Zhongjie Long, Xianbo Zhang, Jian Mi, Jun Wang
Abstract
Open AccessThis paper addresses the challenge of safe path planning for mobile robots operating in human-shared environments, where human movements are inherently stochastic. To this end, we propose a reinforcement-learning-based path planning algorithm that accounts for human-related uncertainties at the planning level. The algorithm first employs a Markov decision process learner to explore the environment and generate multiple candidate paths. Second, to reduce computational redundancy, a path eliminator module filters out similar paths based on a proposed diversity metric, ensuring path diversity with minimal overhead. Simultaneously, a Monte Carlo-simulated human risk predictor is integrated into the decision-making unit to select the safest path among the candidates. This integrated algorithm enables robots to generate safe and efficient trajectories without the need for frequent re-planning, even in environments with stochastic human behavior.
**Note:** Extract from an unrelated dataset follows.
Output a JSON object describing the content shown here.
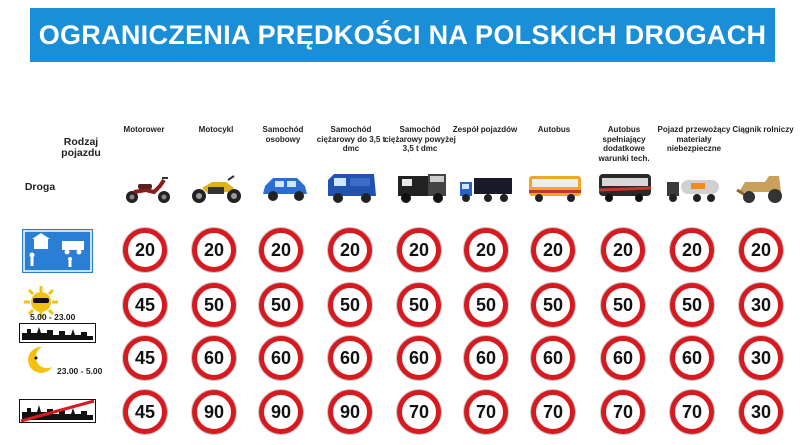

Simulation results demonstrate the effectiveness of the proposed method. In high-density settings, a 40×40 grid map with 10 humans, the proposed method reduces the average number of conflicts by -69.8%, -54.8%, and -73.4% compared with A*, MDP, and RRT methods, respectively. Meanwhile, it improves task success rates by 94.4%, 70.7%, and 118.75% relative to the same baseline methods.